There are probably as many reasons for Stumbling as there are Stumblers. It is at once a very personal matter and a reason for considerable debate and public verbal venom. It would seem to me that there is enough room inside something as big as the World Wide Web for all of the viewpoints, and that coexistence should be pretty easy.

I am here primarily to learn, and to occasionally be surprised and amazed by the next thing that appears on my monitor after I click on the Stumble button. That happens a lot more than I ever thought it would. The amount of content on the Web is almost indescribably large. A lot of it is interesting. And I know, as certainly as you can know anything, that I would not get to as much of it as I do without StumbleUpon.

I did not join StumbleUpon to make new friends. It is not that I am opposed to making new friends, or opposed to meeting people on line. It is just that when I started Stumbling, I did not know that making Stumble-friends was possible. I should have, of course. I have been making friends on the internet since I joined Compuserve in 1981. I just didn’t think of StumbleUpon in those terms, primarily because I can be pretty dim sometimes. But now look at all the wonderful people I have met!
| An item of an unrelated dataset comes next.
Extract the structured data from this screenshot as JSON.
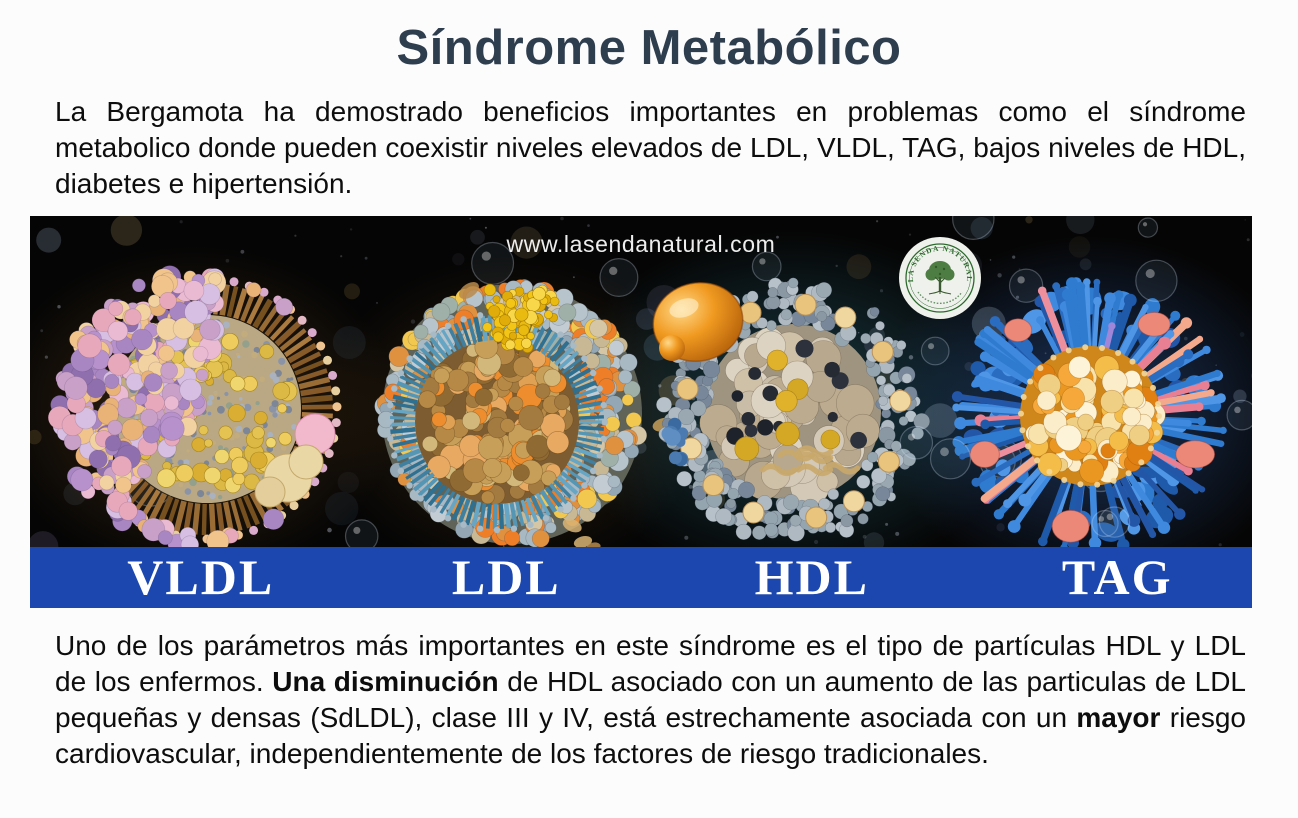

There are some people that join StumbleUpon primarily to promote something. It may be sites for their customers, it may be site for themselves. I do a little of that, too. But it’s hard to think of it as spamming. I work hard at every post I write. I believe that every one of them adds value to the Web. At the very worst, they add more value than one more photoshopped LOL-cat picture.

There are some people that join because it gives them the opportunity to make nasty comments at the expense of other people. There were people like that on Compuserve in 1981, in every forum that I have joined, and in every human habitation since people came down from the trees. Folks like that are just part of the woodwork, a very small, annoying minority, easy enough to ignore. They apparently have their own problems.

I’m not keeping detailed stats on this (I have better things to do) but I would guess that for every whiner and complainer, there are a thousand cool and interesting people using StumbleUpon. They are here for fun. They are here to contribute. They are here make friends. They are here to learn. They are here to teach. The variety is as boundless as the entire human race. That’s why this place is such a gas.

More later, some time, about why people Stumble.